Despite hopes, Israeli director Ari Folman's Waltz with Bashir wins no awards, although it did earn glowing reviews.

Laurent Cantet 88 224 (photo credit: )
Laurent Cantet 88 224
(photo credit: )
The French film The Class, a frank tale about classroom life using real students and teachers at a junior high school, won top honors Sunday at the Cannes Film Festival. Directed by Laurent Cantet, The Class (Entre les Murs) was the first French film to win the main prize, the Palme d'Or, at Cannes since Under Satan's Sun in 1987. The docudrama was shot in a raw, improvisational style to chronicle the drama that unfolds over one school year.
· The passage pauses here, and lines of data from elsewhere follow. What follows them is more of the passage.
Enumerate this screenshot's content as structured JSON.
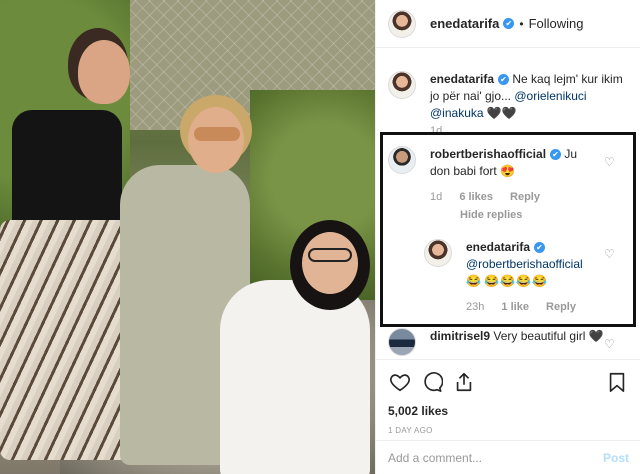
{
  "post": {
    "username": "enedatarifa",
    "follow_status": "Following",
    "separator": "•"
  },
  "caption": {
    "username": "enedatarifa",
    "text": "Ne kaq lejm' kur ikim jo për nai' gjo...",
    "mention1": "@orielenikuci",
    "mention2": "@inakuka",
    "hearts": "🖤🖤",
    "time": "1d"
  },
  "comments": [
    {
      "username": "robertberishaofficial",
      "text": "Ju don babi fort",
      "emoji": "😍",
      "time": "1d",
      "likes": "6 likes",
      "reply": "Reply",
      "hide_replies": "Hide replies"
    },
    {
      "username": "enedatarifa",
      "mention": "@robertberishaofficial",
      "emoji1": "😂",
      "emojis": "😂😂😂😂",
      "time": "23h",
      "likes": "1 like",
      "reply": "Reply"
    },
    {
      "username": "dimitrisel9",
      "text": "Very beautiful girl",
      "emoji": "🖤"
    }
  ],
  "actions": {
    "likes": "5,002 likes",
    "time_ago": "1 DAY AGO"
  },
  "add_comment": {
    "placeholder": "Add a comment...",
    "post_label": "Post"
  },
  "icons": {
    "verified": "✔",
    "heart": "♡",
    "like": "heart-icon",
    "comment": "comment-icon",
    "share": "share-icon",
    "save": "bookmark-icon"
  }
}
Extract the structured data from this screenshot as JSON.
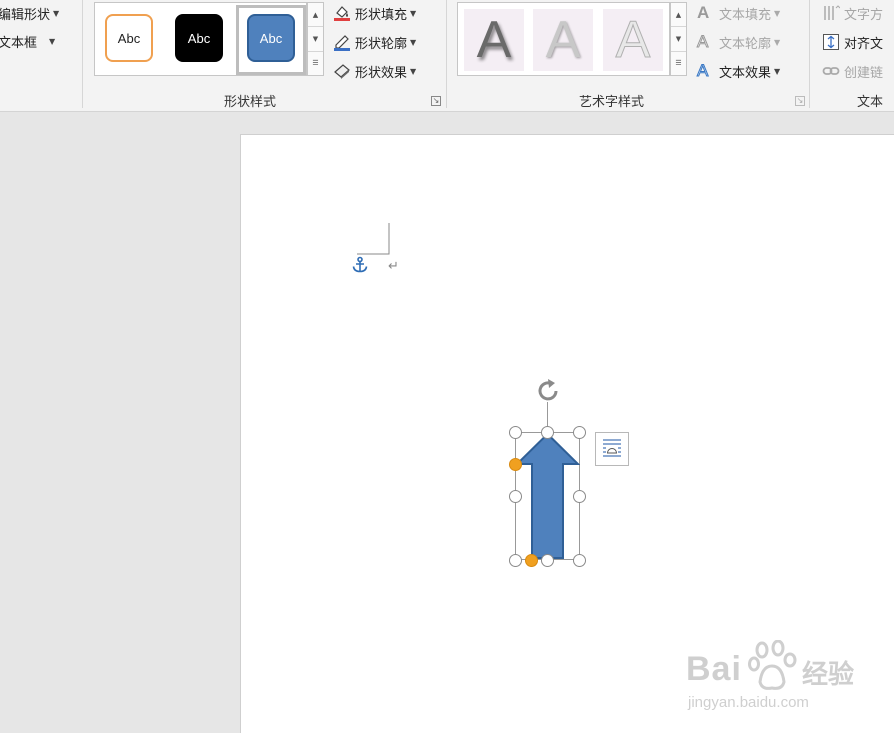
{
  "insert_shapes": {
    "edit_shape_label": "编辑形状",
    "text_box_label": "文本框"
  },
  "shape_styles": {
    "group_label": "形状样式",
    "tiles": [
      {
        "text": "Abc",
        "fill": "#ffffff",
        "border": "#f0a050",
        "color": "#222222"
      },
      {
        "text": "Abc",
        "fill": "#000000",
        "border": "#000000",
        "color": "#ffffff"
      },
      {
        "text": "Abc",
        "fill": "#4f81bd",
        "border": "#2f5f96",
        "color": "#ffffff"
      }
    ],
    "fill_label": "形状填充",
    "outline_label": "形状轮廓",
    "effects_label": "形状效果"
  },
  "wordart_styles": {
    "group_label": "艺术字样式",
    "tiles": [
      "A",
      "A",
      "A"
    ],
    "text_fill_label": "文本填充",
    "text_outline_label": "文本轮廓",
    "text_effects_label": "文本效果"
  },
  "text_group": {
    "group_label": "文本",
    "text_direction_label": "文字方",
    "align_text_label": "对齐文",
    "create_link_label": "创建链"
  },
  "document": {
    "paragraph_mark": "↵",
    "anchor_icon": "anchor-icon",
    "shape": {
      "type": "up-arrow",
      "fill": "#4f81bd",
      "outline": "#2f5f96"
    }
  },
  "colors": {
    "ribbon_bg": "#f3f3f3",
    "accent_blue": "#4f81bd",
    "handle_yellow": "#f0a020"
  },
  "watermark": {
    "brand": "Bai",
    "brand_suffix": "经验",
    "url": "jingyan.baidu.com"
  }
}
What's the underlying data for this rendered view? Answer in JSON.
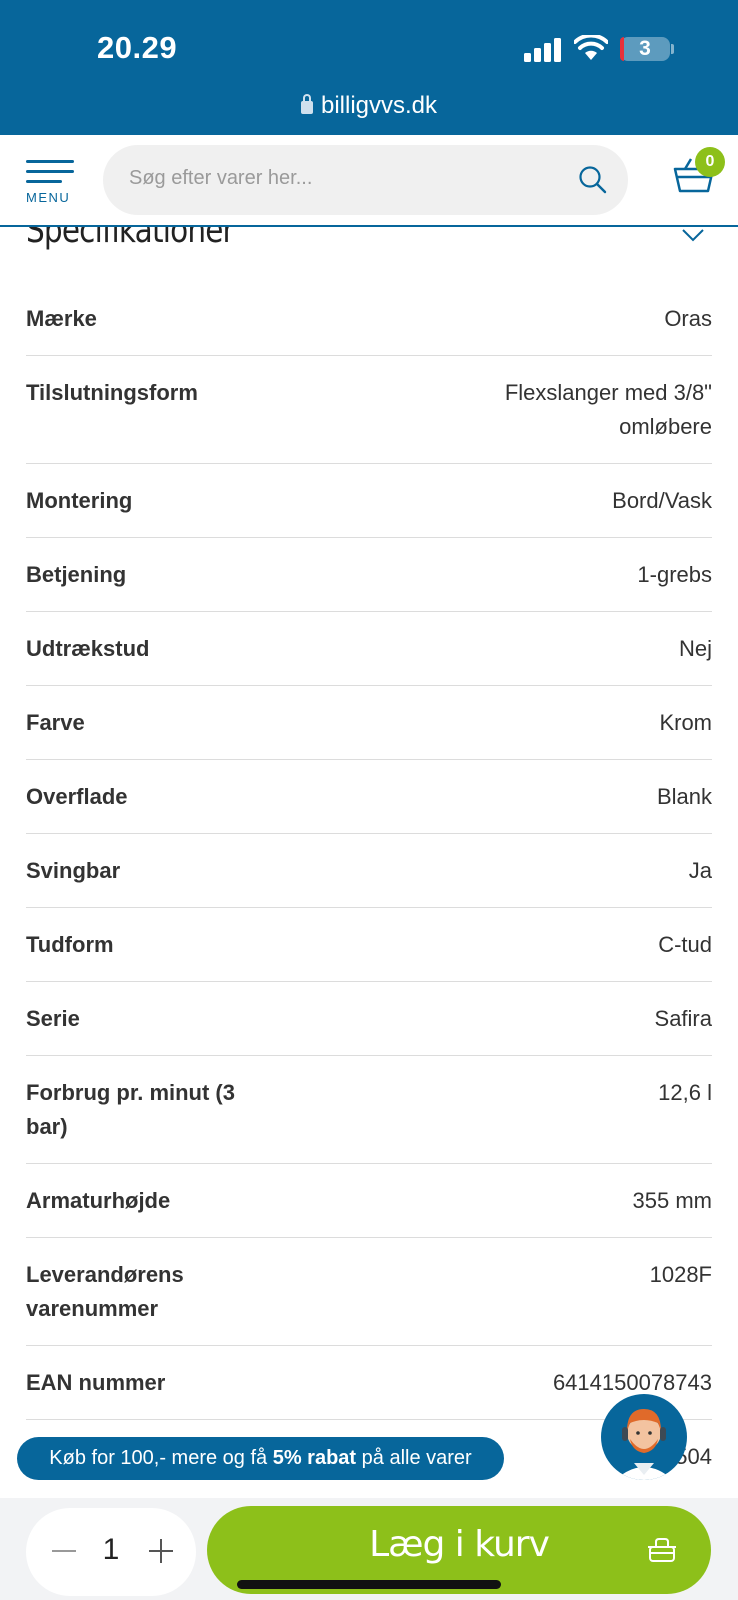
{
  "status_bar": {
    "time": "20.29",
    "battery": "3",
    "url": "billigvvs.dk"
  },
  "header": {
    "menu_label": "MENU",
    "search_placeholder": "Søg efter varer her...",
    "cart_count": "0"
  },
  "specs": {
    "title": "Specifikationer",
    "rows": [
      {
        "key": "Mærke",
        "value": "Oras"
      },
      {
        "key": "Tilslutningsform",
        "value": "Flexslanger med 3/8\" omløbere"
      },
      {
        "key": "Montering",
        "value": "Bord/Vask"
      },
      {
        "key": "Betjening",
        "value": "1-grebs"
      },
      {
        "key": "Udtrækstud",
        "value": "Nej"
      },
      {
        "key": "Farve",
        "value": "Krom"
      },
      {
        "key": "Overflade",
        "value": "Blank"
      },
      {
        "key": "Svingbar",
        "value": "Ja"
      },
      {
        "key": "Tudform",
        "value": "C-tud"
      },
      {
        "key": "Serie",
        "value": "Safira"
      },
      {
        "key": "Forbrug pr. minut (3 bar)",
        "value": "12,6 l"
      },
      {
        "key": "Armaturhøjde",
        "value": "355 mm"
      },
      {
        "key": "Leverandørens varenummer",
        "value": "1028F"
      },
      {
        "key": "EAN nummer",
        "value": "6414150078743"
      },
      {
        "key": "",
        "value": "7...504"
      }
    ]
  },
  "promo": {
    "prefix": "Køb for 100,- mere og få ",
    "bold": "5% rabat",
    "suffix": " på alle varer"
  },
  "bottom": {
    "quantity": "1",
    "add_to_cart": "Læg i kurv"
  },
  "colors": {
    "brand_blue": "#07669b",
    "accent_green": "#8dc01a"
  },
  "icons": [
    "signal-icon",
    "wifi-icon",
    "battery-icon",
    "lock-icon",
    "menu-icon",
    "search-icon",
    "cart-icon",
    "chevron-down-icon",
    "support-avatar",
    "minus-icon",
    "plus-icon",
    "basket-icon"
  ]
}
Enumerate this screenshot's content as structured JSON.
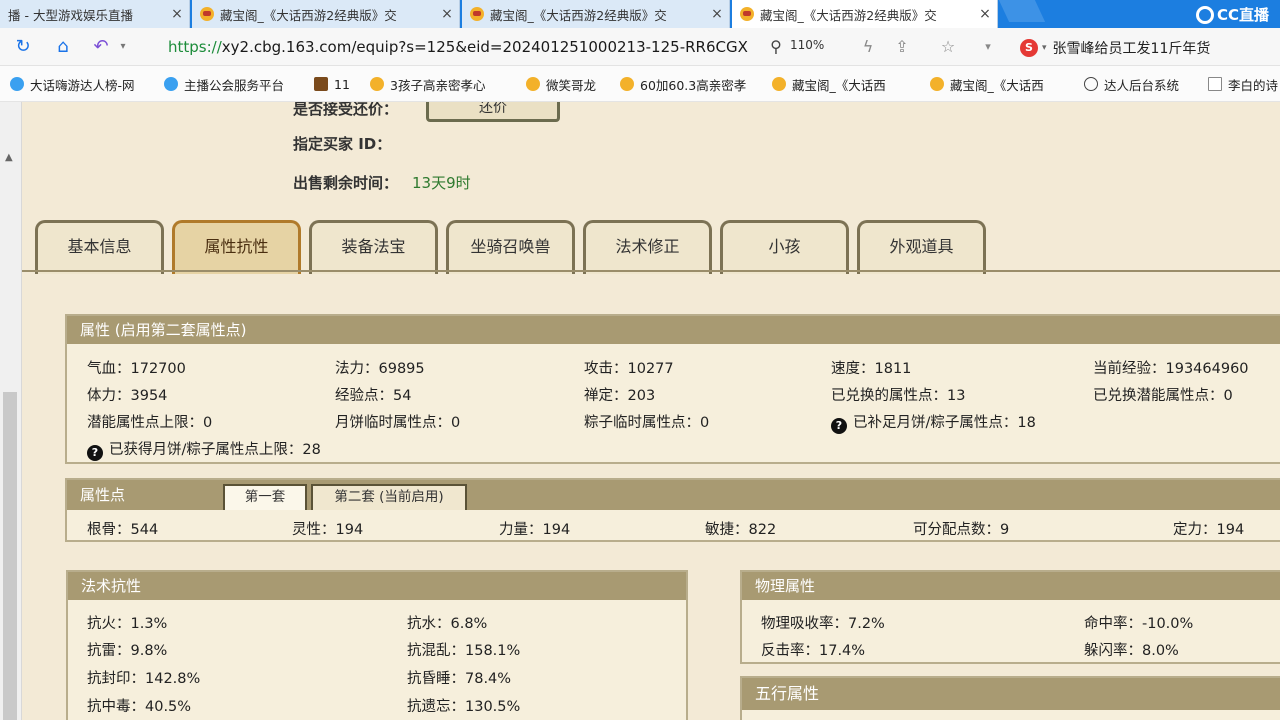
{
  "browser": {
    "tabs": [
      {
        "title": "播 - 大型游戏娱乐直播",
        "active": false
      },
      {
        "title": "藏宝阁_《大话西游2经典版》交",
        "active": false
      },
      {
        "title": "藏宝阁_《大话西游2经典版》交",
        "active": false
      },
      {
        "title": "藏宝阁_《大话西游2经典版》交",
        "active": true
      }
    ],
    "tab_close": "×",
    "brand": "CC直播",
    "url_scheme": "https://",
    "url_rest": "xy2.cbg.163.com/equip?s=125&eid=202401251000213-125-RR6CGX",
    "zoom": "110%",
    "search_text": "张雪峰给员工发11斤年货",
    "bookmarks": [
      {
        "label": "大话嗨游达人榜-网",
        "icon": "blue"
      },
      {
        "label": "主播公会服务平台",
        "icon": "blue"
      },
      {
        "label": "11",
        "icon": "dark"
      },
      {
        "label": "3孩子高亲密孝心",
        "icon": "orange"
      },
      {
        "label": "微笑哥龙",
        "icon": "orange"
      },
      {
        "label": "60加60.3高亲密孝",
        "icon": "orange"
      },
      {
        "label": "藏宝阁_《大话西",
        "icon": "orange"
      },
      {
        "label": "藏宝阁_《大话西",
        "icon": "orange"
      },
      {
        "label": "达人后台系统",
        "icon": "globe"
      },
      {
        "label": "李白的诗",
        "icon": "doc"
      }
    ]
  },
  "trade": {
    "accept_offer_label": "是否接受还价：",
    "offer_button": "还价",
    "buyer_id_label": "指定买家 ID：",
    "remaining_label": "出售剩余时间：",
    "remaining_value": "13天9时"
  },
  "tabs": [
    "基本信息",
    "属性抗性",
    "装备法宝",
    "坐骑召唤兽",
    "法术修正",
    "小孩",
    "外观道具"
  ],
  "active_tab": "属性抗性",
  "attributes": {
    "title": "属性 (启用第二套属性点)",
    "rows": [
      [
        "气血：172700",
        "法力：69895",
        "攻击：10277",
        "速度：1811",
        "当前经验：193464960"
      ],
      [
        "体力：3954",
        "经验点：54",
        "禅定：203",
        "已兑换的属性点：13",
        "已兑换潜能属性点：0"
      ],
      [
        "潜能属性点上限：0",
        "月饼临时属性点：0",
        "粽子临时属性点：0",
        "已补足月饼/粽子属性点：18"
      ]
    ],
    "last": "已获得月饼/粽子属性点上限：28",
    "help": "?"
  },
  "points": {
    "title": "属性点",
    "subtabs": [
      "第一套",
      "第二套 (当前启用)"
    ],
    "values": [
      "根骨：544",
      "灵性：194",
      "力量：194",
      "敏捷：822",
      "可分配点数：9",
      "定力：194"
    ]
  },
  "resist": {
    "title": "法术抗性",
    "rows": [
      [
        "抗火：1.3%",
        "抗水：6.8%"
      ],
      [
        "抗雷：9.8%",
        "抗混乱：158.1%"
      ],
      [
        "抗封印：142.8%",
        "抗昏睡：78.4%"
      ],
      [
        "抗中毒：40.5%",
        "抗遗忘：130.5%"
      ]
    ]
  },
  "physical": {
    "title": "物理属性",
    "rows": [
      [
        "物理吸收率：7.2%",
        "命中率：-10.0%"
      ],
      [
        "反击率：17.4%",
        "躲闪率：8.0%"
      ]
    ]
  },
  "elements": {
    "title": "五行属性"
  }
}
The win was a unanimous decision among the nine-member Cannes jury, said Sean Penn, who headed the panel. "The movie that we wanted to make had to resemble French society, had to be multifaceted, a bit teeming, complex, and had to sometimes portray frictions that the film didn't try to erase," Cantet said. Despite hopes, Israeli director Ari Folman's Waltz with Bashir won no awards, although it did earn glowing reviews. Italian films won the second-place grand prize and third-place jury prize. Matteo Garrone's Gomorrah, a study of the criminal underworld in Naples, took the grand prize, while Paolo Sorrentino's Il Divo, a lively portrait of former Premier Giulio Andreotti, won the jury award. Benicio Del Toro won the best-actor prize for Che, Steven Soderbergh's four-hour-plus epic about Latin American revolutionary Che Guevara. Del Toro, who costarred in Penn's 21 Grams, also won in a unanimous jury vote, Penn said. Sandra Corveloni was chosen as best actress for Linha de Passe, in which she plays the mother of four brothers struggling to make better lives for themselves in a Brazilian slum. Turkish filmmaker Nuri Bilge Ceylan was named best director for Three Monkeys, which centers on a father who takes the rap for his employer's crime in exchange for financial support for his wife and son, only to have the scheme backfire amid bitter repercussions. Belgian siblings Jean-Pierre and Luc Dardenne, two-time winners of the Palme d'Or, received the screenplay prize for Lorna's Silence, about an immigrant woman who enters a sham marriage to gain Belgian citizenship. The prize for a film by a first-time director went to British filmmaker Steve McQueen's Hunger, set at a Northern Ireland prison where IRA volunteer Bobby Sands and other inmates seeking Irish independence staged a hunger strike in 1981. The Cannes jury awarded special prizes to Clint Eastwood, who directed the competition film Changeling, and Catherine Deneuve, who appeared in two films at Cannes this year.